Purification of single wall carbon nanotube (SWNT) produced by arc-discharged method by simple air oxidation and acid reflux methods

Somdutta Singha; Swapankumar Ghosh

doi:10.21767/2472-1123-C5-015

Purification of single wall carbon nanotube (SWNT) produced by arc-discharged method by simple air oxidation and acid reflux methods

8^th Edition of International Conference on Chemistry Education and Research
August 27-28, 2018 Zurich, Swit zerland

Somdutta Singha and Swapankumar Ghosh

CSIR-Central Glass & Ceramic Research Institute, India Indian Institute of Technology, India

Posters & Accepted Abstracts: J Org Inorg Chem

DOI: 10.21767/2472-1123-C5-015

Abstract

Arc discharge method is a suitable method for the mass production of single-walled nanotubes (SWNT). But this process also produces lots of impurity like amorphous carbon, graphite nanoparticles and metals particles (like Fe, Co, Ni or Y) along with this nanotube structure. A simple, cost effective but useful refinement technique for purification of SWNT produced by arc-discharged method is discussed in this report.

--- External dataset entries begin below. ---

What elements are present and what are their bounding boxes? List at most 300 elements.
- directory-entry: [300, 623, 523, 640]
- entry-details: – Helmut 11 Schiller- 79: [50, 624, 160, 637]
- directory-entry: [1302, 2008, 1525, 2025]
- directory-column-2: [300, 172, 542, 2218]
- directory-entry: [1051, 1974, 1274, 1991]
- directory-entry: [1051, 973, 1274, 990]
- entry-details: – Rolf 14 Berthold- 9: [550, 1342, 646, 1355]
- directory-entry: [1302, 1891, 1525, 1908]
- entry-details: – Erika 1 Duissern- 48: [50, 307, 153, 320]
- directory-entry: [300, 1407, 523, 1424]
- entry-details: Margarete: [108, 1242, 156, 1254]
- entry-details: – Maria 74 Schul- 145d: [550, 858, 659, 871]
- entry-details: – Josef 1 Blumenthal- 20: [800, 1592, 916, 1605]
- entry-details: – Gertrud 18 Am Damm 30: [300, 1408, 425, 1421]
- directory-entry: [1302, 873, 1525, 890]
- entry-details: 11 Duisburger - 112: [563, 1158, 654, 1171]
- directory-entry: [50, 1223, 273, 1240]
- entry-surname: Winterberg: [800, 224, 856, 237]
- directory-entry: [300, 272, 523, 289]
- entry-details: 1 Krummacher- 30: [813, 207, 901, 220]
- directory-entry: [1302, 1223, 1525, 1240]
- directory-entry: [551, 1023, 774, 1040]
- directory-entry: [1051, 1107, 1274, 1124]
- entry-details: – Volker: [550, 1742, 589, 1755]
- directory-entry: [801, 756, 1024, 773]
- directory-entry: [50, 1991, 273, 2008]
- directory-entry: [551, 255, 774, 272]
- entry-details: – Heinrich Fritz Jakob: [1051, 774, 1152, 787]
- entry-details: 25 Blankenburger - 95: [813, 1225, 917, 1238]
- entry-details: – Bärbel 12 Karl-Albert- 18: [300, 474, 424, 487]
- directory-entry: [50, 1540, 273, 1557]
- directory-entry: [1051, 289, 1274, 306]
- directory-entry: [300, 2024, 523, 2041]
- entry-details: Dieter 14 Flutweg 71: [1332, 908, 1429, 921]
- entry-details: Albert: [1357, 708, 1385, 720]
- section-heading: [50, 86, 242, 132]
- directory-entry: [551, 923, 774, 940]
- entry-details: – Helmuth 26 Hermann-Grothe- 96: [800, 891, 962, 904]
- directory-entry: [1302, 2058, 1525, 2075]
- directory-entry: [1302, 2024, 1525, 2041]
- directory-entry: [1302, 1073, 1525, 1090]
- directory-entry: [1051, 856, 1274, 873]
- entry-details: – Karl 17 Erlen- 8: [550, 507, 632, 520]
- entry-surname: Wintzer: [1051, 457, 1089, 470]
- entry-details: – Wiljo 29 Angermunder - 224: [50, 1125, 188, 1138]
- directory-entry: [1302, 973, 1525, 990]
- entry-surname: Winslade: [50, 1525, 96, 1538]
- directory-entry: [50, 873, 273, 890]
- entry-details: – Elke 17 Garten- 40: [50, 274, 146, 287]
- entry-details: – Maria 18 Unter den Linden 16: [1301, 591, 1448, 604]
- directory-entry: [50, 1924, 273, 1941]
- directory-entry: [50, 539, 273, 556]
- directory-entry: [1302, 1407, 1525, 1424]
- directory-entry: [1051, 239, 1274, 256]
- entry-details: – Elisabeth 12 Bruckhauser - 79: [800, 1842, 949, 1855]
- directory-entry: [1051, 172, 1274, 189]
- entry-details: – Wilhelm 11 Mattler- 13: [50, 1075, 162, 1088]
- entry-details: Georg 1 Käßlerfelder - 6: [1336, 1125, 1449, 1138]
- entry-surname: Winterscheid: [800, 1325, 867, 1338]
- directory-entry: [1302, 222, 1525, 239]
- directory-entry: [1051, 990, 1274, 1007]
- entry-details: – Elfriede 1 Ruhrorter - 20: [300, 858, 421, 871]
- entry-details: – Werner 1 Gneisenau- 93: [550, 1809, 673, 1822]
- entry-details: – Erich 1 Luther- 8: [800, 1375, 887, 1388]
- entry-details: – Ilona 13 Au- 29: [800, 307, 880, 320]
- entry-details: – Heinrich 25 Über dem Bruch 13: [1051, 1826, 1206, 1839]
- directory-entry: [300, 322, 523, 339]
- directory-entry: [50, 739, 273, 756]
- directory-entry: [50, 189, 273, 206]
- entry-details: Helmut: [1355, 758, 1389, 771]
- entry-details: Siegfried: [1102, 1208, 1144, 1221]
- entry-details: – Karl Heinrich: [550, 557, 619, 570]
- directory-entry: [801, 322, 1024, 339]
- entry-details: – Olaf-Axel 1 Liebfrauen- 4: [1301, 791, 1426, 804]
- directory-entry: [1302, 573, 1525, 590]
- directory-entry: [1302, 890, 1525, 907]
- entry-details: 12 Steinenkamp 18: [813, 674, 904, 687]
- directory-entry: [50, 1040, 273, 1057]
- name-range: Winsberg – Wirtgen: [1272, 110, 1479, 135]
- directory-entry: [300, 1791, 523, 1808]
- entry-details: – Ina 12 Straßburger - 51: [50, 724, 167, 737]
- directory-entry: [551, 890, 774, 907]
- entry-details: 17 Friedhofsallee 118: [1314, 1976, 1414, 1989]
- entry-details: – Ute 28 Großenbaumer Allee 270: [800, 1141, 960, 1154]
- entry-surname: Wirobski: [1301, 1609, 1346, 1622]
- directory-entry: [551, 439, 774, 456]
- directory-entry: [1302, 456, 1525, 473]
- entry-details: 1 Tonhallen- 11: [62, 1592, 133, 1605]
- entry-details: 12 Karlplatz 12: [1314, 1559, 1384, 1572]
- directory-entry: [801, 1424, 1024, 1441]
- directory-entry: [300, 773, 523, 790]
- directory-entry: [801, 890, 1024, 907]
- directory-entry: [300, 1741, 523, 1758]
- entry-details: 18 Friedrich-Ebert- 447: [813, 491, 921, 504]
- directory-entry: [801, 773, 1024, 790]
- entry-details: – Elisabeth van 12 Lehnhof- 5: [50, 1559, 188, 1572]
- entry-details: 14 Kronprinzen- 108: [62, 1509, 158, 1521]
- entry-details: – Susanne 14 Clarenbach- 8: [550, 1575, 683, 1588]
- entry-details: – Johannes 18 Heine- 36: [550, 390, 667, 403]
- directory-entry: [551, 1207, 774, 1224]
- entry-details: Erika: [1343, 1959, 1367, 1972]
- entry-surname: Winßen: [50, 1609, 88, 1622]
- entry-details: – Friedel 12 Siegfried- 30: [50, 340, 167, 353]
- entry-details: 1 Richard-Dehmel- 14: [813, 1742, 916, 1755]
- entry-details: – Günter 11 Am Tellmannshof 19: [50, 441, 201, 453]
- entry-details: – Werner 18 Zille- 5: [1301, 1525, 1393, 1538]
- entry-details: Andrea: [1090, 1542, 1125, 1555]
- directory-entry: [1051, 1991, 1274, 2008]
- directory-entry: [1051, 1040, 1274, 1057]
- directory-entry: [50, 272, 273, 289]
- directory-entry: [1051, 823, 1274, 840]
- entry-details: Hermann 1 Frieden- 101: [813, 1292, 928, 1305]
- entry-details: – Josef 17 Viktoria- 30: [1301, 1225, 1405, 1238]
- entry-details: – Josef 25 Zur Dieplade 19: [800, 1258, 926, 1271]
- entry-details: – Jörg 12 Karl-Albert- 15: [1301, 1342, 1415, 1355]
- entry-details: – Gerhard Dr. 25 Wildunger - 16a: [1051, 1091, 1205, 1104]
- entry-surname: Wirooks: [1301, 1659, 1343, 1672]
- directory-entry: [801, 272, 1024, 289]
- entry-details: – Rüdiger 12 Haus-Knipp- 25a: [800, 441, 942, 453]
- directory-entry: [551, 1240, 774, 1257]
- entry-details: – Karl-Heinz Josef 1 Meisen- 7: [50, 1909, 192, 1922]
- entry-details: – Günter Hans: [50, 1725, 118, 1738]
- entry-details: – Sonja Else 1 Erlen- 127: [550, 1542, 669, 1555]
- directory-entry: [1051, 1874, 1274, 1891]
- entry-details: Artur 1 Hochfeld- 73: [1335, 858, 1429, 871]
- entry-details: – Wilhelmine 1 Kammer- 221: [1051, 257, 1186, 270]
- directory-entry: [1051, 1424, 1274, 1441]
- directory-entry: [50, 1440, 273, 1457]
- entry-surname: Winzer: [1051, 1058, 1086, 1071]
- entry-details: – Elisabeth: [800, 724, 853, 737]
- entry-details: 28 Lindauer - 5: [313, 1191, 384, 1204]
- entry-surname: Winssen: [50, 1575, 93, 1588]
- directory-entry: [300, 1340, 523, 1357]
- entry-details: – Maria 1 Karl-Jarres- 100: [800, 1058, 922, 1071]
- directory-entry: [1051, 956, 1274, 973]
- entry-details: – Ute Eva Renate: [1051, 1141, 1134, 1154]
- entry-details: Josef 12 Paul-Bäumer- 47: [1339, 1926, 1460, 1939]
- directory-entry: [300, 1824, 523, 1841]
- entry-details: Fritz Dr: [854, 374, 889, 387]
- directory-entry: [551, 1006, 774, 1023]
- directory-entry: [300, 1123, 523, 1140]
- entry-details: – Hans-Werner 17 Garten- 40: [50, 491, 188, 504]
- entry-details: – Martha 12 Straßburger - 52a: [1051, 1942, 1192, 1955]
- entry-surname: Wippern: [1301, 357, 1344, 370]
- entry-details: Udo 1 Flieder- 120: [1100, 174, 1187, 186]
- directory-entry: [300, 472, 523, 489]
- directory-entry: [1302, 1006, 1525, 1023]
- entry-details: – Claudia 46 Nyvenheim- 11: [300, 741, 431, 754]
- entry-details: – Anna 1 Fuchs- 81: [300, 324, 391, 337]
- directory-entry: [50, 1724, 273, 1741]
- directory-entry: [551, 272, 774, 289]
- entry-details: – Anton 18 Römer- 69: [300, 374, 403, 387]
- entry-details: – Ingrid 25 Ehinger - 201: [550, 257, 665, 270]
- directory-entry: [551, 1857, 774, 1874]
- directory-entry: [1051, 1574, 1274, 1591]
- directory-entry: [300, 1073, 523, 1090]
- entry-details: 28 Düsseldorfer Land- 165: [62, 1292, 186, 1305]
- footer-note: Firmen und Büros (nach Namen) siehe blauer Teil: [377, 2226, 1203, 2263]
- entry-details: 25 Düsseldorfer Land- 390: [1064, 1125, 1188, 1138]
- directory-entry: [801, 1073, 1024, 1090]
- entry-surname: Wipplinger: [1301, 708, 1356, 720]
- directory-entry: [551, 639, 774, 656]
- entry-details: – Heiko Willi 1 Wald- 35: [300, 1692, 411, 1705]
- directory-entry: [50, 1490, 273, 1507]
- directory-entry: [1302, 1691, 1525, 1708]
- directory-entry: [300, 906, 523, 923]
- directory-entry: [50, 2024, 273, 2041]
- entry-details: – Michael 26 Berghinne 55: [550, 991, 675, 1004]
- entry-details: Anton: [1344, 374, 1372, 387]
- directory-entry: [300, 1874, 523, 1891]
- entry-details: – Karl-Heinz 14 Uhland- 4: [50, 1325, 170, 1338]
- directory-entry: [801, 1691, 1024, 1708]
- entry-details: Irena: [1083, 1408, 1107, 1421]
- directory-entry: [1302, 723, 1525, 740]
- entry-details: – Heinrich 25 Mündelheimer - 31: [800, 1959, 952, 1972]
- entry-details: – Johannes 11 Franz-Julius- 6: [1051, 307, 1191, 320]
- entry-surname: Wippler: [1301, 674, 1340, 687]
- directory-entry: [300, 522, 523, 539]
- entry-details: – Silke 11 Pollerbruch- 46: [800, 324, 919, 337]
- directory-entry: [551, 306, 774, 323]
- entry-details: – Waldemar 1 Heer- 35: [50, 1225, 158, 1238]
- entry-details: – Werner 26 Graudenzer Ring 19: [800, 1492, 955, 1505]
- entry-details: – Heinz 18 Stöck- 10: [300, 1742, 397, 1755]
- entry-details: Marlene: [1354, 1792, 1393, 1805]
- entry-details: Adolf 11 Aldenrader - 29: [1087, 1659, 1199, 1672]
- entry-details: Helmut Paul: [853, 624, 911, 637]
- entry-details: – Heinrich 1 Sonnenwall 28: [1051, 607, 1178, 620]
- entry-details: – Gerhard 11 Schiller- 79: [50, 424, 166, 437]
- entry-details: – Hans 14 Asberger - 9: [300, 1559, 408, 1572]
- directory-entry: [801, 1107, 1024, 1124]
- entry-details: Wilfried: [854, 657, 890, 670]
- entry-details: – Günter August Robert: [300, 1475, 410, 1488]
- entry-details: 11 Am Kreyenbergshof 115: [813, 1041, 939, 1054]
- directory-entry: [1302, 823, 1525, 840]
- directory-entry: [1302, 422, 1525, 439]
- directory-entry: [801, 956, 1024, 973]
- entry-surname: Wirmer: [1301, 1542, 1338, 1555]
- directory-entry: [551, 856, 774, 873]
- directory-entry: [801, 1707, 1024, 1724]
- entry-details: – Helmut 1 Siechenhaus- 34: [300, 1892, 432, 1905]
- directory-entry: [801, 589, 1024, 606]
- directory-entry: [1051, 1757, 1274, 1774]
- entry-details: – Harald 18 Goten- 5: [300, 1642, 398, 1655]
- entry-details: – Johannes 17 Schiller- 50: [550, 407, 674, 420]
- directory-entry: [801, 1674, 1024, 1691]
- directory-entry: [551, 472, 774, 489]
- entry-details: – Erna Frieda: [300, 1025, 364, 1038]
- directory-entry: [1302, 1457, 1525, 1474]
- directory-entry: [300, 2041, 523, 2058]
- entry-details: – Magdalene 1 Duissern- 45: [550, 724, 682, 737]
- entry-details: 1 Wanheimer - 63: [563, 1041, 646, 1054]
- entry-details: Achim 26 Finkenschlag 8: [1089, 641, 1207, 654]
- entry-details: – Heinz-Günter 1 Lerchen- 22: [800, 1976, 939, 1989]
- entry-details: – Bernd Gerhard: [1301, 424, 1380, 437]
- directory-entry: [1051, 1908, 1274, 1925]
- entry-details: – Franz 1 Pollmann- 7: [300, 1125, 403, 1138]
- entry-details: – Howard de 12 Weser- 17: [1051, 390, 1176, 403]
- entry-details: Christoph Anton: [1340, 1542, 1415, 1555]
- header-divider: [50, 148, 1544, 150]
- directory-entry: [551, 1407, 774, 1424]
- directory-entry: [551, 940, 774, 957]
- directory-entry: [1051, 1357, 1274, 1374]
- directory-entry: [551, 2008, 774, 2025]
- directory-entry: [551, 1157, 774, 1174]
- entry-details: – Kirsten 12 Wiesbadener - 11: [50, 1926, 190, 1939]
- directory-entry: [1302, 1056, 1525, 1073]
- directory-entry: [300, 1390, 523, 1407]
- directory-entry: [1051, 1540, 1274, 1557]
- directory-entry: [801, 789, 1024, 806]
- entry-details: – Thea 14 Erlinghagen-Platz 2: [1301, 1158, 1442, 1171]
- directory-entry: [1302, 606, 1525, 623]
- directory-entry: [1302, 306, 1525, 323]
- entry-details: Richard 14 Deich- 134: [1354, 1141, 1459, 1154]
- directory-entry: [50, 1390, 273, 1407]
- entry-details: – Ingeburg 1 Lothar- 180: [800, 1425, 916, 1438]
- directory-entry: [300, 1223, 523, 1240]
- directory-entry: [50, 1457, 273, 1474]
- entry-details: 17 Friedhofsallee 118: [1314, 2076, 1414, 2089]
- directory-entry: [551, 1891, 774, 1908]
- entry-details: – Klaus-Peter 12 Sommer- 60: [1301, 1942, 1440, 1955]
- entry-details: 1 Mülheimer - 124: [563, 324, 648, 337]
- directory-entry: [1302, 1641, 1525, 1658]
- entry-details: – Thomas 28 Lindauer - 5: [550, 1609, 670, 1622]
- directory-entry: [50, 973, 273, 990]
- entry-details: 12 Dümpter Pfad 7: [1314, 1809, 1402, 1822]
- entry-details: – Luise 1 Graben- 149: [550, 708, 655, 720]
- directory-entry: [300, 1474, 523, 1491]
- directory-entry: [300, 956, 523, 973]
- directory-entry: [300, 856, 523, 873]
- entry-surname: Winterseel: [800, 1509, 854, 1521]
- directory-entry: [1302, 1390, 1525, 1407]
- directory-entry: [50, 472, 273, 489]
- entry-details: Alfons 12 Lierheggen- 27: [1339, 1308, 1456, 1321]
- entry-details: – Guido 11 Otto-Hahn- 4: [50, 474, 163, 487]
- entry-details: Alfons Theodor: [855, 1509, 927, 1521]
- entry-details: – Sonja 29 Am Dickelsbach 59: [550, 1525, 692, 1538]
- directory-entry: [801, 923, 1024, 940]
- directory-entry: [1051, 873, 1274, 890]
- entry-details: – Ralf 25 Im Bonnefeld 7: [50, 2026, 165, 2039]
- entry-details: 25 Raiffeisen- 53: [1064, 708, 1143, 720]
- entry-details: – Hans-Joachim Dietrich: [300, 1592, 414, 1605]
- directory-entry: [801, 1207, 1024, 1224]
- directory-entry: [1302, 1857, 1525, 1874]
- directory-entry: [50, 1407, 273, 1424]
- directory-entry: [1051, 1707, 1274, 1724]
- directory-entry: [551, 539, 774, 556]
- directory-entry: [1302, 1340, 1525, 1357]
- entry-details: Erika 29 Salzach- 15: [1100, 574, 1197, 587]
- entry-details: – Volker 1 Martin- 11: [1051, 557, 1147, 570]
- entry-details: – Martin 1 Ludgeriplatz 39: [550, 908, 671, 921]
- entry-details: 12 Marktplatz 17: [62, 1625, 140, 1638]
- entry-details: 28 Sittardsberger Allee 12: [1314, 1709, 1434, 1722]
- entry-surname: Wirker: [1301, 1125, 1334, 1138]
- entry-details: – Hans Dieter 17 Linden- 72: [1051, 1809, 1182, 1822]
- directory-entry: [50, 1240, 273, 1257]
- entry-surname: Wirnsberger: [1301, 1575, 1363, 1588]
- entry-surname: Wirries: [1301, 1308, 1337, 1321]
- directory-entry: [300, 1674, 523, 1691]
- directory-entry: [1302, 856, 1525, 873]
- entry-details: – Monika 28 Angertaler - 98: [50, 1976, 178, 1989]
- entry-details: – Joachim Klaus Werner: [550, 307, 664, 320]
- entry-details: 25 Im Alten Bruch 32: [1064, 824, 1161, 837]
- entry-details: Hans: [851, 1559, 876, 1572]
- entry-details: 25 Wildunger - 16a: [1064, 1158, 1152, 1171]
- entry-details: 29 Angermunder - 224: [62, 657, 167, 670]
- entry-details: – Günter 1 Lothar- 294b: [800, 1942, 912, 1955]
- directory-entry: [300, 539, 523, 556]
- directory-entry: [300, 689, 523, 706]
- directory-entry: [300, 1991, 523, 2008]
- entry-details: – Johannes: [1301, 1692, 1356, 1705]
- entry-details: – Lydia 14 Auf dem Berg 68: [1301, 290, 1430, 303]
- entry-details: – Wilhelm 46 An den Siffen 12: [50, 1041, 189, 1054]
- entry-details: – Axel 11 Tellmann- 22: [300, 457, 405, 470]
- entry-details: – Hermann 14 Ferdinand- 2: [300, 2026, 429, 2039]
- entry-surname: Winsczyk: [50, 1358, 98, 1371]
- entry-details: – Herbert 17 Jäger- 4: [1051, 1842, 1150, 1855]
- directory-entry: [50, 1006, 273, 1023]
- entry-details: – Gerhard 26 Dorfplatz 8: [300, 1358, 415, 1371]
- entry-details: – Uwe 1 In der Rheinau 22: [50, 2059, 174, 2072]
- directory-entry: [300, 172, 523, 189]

This novel purification method is incorporated with air oxidation followed by nitric acid treatments to remove the unwanted particles. At the first stage of this purification, oxidation of SWNT in air at temperatures of 400°C for 4 h burns out the carbonaceous particles and in the next step nitric acid (HNO3) reflux with for 8 h etches away the catalytic metal particles. The approach of a selective oxidative etching process is based on the fact that the burning temperature of amorphous carbons is faster than that of carbon nanotube which involved at the first stage of purification here and in the second stage encrypted metal nano particles within SWNT can be melted into the acid by heat treatment. These two processes are complementary to each other to remove the carbonaceous particles and transition metals. This whole purification process provides a total yield of about 25-30 wt.% with the 77% purity which was confirmed by the thermogravimetric and NIR analysis respectively. The effects of each treatment in the purification process is also discussed by characterizing the intermediate products using thermogravimetric analysis, Raman spectroscopy, vis-NIR spectroscopy, scanning electron microscopy and transmission electron microscopy.